How to help an employee out of this trap: Begin in a setting where you cannot be overheard. Tell them you want to understand why they are upset and engage in active listening. Do not agree or disagree. Be nonjudgmental by asking what the employee believes is causing them to be upset. Then, briefly summarize what they said back to them and ask if you have understood. If they say “no,” apologize and tell them you are listening carefully and to “please try again.” When people feel they have been understood, their negative emotions soften a bit. It may be useful to tell them that you want to consider what they told you and schedule a time the next day to discuss. This often helps the person get more control over their emotions.
Keep in mind that anger is the belief that someone or something external to the person has caused or will cause them harm. Ask an employee feeling angry to try to reframe their belief about the external as resulting from ignorance or accident, not intention. Suggest ways they could invest the effort to eliminate the threat. Depression sometimes results from employees’ belief that they are internally inadequate in some way that they cannot control. In this case, it often helps to suggest that they are not “broken” or “inadequate” but only need to invest more effort in effective strategies. Offer your help. Anxious or fearful employees often respond positively to assistance with their approach to the task as well as to reminders that they are capable and can succeed with more effort.

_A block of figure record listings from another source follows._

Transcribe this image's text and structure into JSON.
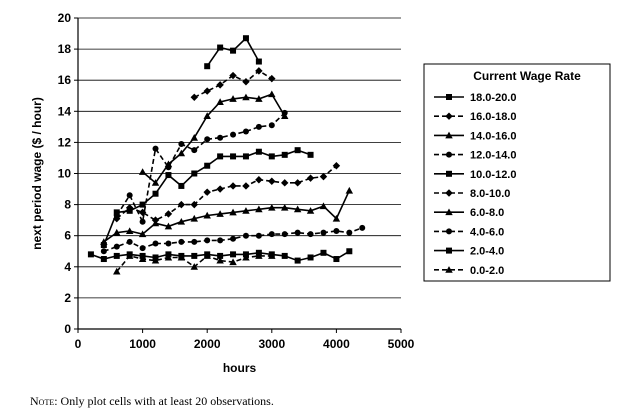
{
  "chart_data": {
    "type": "line",
    "xlabel": "hours",
    "ylabel": "next period wage ($ / hour)",
    "xlim": [
      0,
      5000
    ],
    "ylim": [
      0,
      20
    ],
    "xticks": [
      0,
      1000,
      2000,
      3000,
      4000,
      5000
    ],
    "yticks": [
      0,
      2,
      4,
      6,
      8,
      10,
      12,
      14,
      16,
      18,
      20
    ],
    "grid": "horizontal",
    "legend": {
      "title": "Current Wage Rate",
      "placement": "right"
    },
    "series": [
      {
        "name": "18.0-20.0",
        "marker": "square",
        "dash": "solid",
        "x": [
          2000,
          2200,
          2400,
          2600,
          2800
        ],
        "y": [
          16.9,
          18.1,
          17.9,
          18.7,
          17.2
        ]
      },
      {
        "name": "16.0-18.0",
        "marker": "diamond",
        "dash": "dashed",
        "x": [
          1800,
          2000,
          2200,
          2400,
          2600,
          2800,
          3000
        ],
        "y": [
          14.9,
          15.3,
          15.7,
          16.3,
          15.9,
          16.6,
          16.1
        ]
      },
      {
        "name": "14.0-16.0",
        "marker": "triangle",
        "dash": "solid",
        "x": [
          1000,
          1200,
          1400,
          1600,
          1800,
          2000,
          2200,
          2400,
          2600,
          2800,
          3000,
          3200
        ],
        "y": [
          10.1,
          9.4,
          10.6,
          11.3,
          12.3,
          13.7,
          14.6,
          14.8,
          14.9,
          14.8,
          15.1,
          13.7
        ]
      },
      {
        "name": "12.0-14.0",
        "marker": "circle",
        "dash": "dashed",
        "x": [
          600,
          800,
          1000,
          1200,
          1400,
          1600,
          1800,
          2000,
          2200,
          2400,
          2600,
          2800,
          3000,
          3200
        ],
        "y": [
          7.3,
          8.6,
          6.9,
          11.6,
          10.4,
          11.9,
          11.5,
          12.2,
          12.3,
          12.5,
          12.7,
          13.0,
          13.1,
          13.9
        ]
      },
      {
        "name": "10.0-12.0",
        "marker": "square",
        "dash": "solid",
        "x": [
          400,
          600,
          800,
          1000,
          1200,
          1400,
          1600,
          1800,
          2000,
          2200,
          2400,
          2600,
          2800,
          3000,
          3200,
          3400,
          3600
        ],
        "y": [
          5.4,
          7.5,
          7.6,
          8.0,
          8.7,
          9.9,
          9.2,
          10.0,
          10.5,
          11.1,
          11.1,
          11.1,
          11.4,
          11.1,
          11.2,
          11.5,
          11.2
        ]
      },
      {
        "name": "8.0-10.0",
        "marker": "diamond",
        "dash": "dashed",
        "x": [
          600,
          800,
          1000,
          1200,
          1400,
          1600,
          1800,
          2000,
          2200,
          2400,
          2600,
          2800,
          3000,
          3200,
          3400,
          3600,
          3800,
          4000
        ],
        "y": [
          7.1,
          7.8,
          7.5,
          7.0,
          7.4,
          8.0,
          8.0,
          8.8,
          9.0,
          9.2,
          9.2,
          9.6,
          9.5,
          9.4,
          9.4,
          9.7,
          9.8,
          10.5
        ]
      },
      {
        "name": "6.0-8.0",
        "marker": "triangle",
        "dash": "solid",
        "x": [
          400,
          600,
          800,
          1000,
          1200,
          1400,
          1600,
          1800,
          2000,
          2200,
          2400,
          2600,
          2800,
          3000,
          3200,
          3400,
          3600,
          3800,
          4000,
          4200
        ],
        "y": [
          5.6,
          6.2,
          6.3,
          6.1,
          6.8,
          6.6,
          6.9,
          7.1,
          7.3,
          7.4,
          7.5,
          7.6,
          7.7,
          7.8,
          7.8,
          7.7,
          7.6,
          7.9,
          7.1,
          8.9
        ]
      },
      {
        "name": "4.0-6.0",
        "marker": "circle",
        "dash": "dashed",
        "x": [
          400,
          600,
          800,
          1000,
          1200,
          1400,
          1600,
          1800,
          2000,
          2200,
          2400,
          2600,
          2800,
          3000,
          3200,
          3400,
          3600,
          3800,
          4000,
          4200,
          4400
        ],
        "y": [
          5.0,
          5.3,
          5.6,
          5.2,
          5.5,
          5.5,
          5.6,
          5.6,
          5.7,
          5.7,
          5.8,
          6.0,
          6.0,
          6.1,
          6.1,
          6.2,
          6.1,
          6.2,
          6.3,
          6.2,
          6.5
        ]
      },
      {
        "name": "2.0-4.0",
        "marker": "square",
        "dash": "solid",
        "x": [
          200,
          400,
          600,
          800,
          1000,
          1200,
          1400,
          1600,
          1800,
          2000,
          2200,
          2400,
          2600,
          2800,
          3000,
          3200,
          3400,
          3600,
          3800,
          4000,
          4200
        ],
        "y": [
          4.8,
          4.5,
          4.7,
          4.8,
          4.7,
          4.6,
          4.8,
          4.7,
          4.7,
          4.8,
          4.7,
          4.8,
          4.8,
          4.9,
          4.8,
          4.7,
          4.4,
          4.6,
          4.9,
          4.5,
          5.0
        ]
      },
      {
        "name": "0.0-2.0",
        "marker": "triangle",
        "dash": "dashed",
        "x": [
          600,
          800,
          1000,
          1200,
          1400,
          1600,
          1800,
          2000,
          2200,
          2400,
          2600,
          2800,
          3000
        ],
        "y": [
          3.7,
          4.7,
          4.5,
          4.4,
          4.6,
          4.6,
          4.0,
          4.7,
          4.4,
          4.3,
          4.6,
          4.7,
          4.7
        ]
      }
    ]
  },
  "note": {
    "prefix": "Note",
    "text": ": Only plot cells with at least 20 observations."
  }
}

If the emotions do not soften with time and effort or if they spring from outside the workplace, for example, it may be advisable to help the employee access counseling.
Trap 4, Attribution Errors: I don’t know what went wrong with this.

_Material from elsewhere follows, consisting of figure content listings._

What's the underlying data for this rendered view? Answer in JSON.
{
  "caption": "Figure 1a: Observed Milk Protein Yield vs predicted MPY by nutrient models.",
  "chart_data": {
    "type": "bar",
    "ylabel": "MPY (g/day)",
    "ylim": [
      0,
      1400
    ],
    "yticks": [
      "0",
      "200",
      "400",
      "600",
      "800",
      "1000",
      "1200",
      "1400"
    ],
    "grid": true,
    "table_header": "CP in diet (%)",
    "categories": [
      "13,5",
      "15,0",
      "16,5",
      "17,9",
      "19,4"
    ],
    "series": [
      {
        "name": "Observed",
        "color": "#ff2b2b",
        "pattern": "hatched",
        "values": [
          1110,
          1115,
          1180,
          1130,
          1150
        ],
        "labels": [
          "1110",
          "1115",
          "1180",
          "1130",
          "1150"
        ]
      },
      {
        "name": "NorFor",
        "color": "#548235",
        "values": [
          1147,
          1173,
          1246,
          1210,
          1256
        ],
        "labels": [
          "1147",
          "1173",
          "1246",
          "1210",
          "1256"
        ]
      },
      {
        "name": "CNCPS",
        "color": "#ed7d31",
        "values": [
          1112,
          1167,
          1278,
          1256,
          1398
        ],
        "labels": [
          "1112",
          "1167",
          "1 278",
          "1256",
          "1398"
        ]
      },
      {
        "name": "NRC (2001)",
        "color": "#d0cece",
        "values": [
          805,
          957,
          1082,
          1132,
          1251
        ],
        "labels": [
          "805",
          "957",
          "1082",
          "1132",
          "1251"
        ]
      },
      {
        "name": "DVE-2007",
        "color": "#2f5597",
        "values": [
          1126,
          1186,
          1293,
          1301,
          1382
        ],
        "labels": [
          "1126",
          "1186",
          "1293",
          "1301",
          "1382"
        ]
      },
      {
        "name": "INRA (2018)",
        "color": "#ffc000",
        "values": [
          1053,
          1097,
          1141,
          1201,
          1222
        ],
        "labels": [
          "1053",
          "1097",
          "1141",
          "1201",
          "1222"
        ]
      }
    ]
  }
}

How this trap ensnares employees: When employees can’t accurately identify the reason for their struggles with a task, or when they attribute their struggles to a reason beyond their control, they won’t be motivated to do it.
How to help an employee out of this trap: Help the employee think clearly about the cause of their struggles with a task. Attribution errors are often to blame when employees seem to be finding excuses not to carry out a task (calling in sick, pleading overcommitment or “not enough time,” trying to foist the task on colleagues). Helping the employee identify exactly why the task seems insurmountable can help them move past such avoidance. If they identify a cause that’s out of their control (blaming other people, for example, or a flaw in themselves that can’t be fixed), suggest other causes that are under their control, such as the need to adopt a new strategy or to apply a greater level of planning.
With each of these four motivation traps, the trick is to think more comprehensively about what stops employees from initiating, persisting, and putting in mental effort. The research suggests that managers can do more to diagnose the motivation problems of employees. When motivation goes off the rails, identifying exactly which trap has ensnared your employees — and applying just the right targeted intervention — can get things moving again.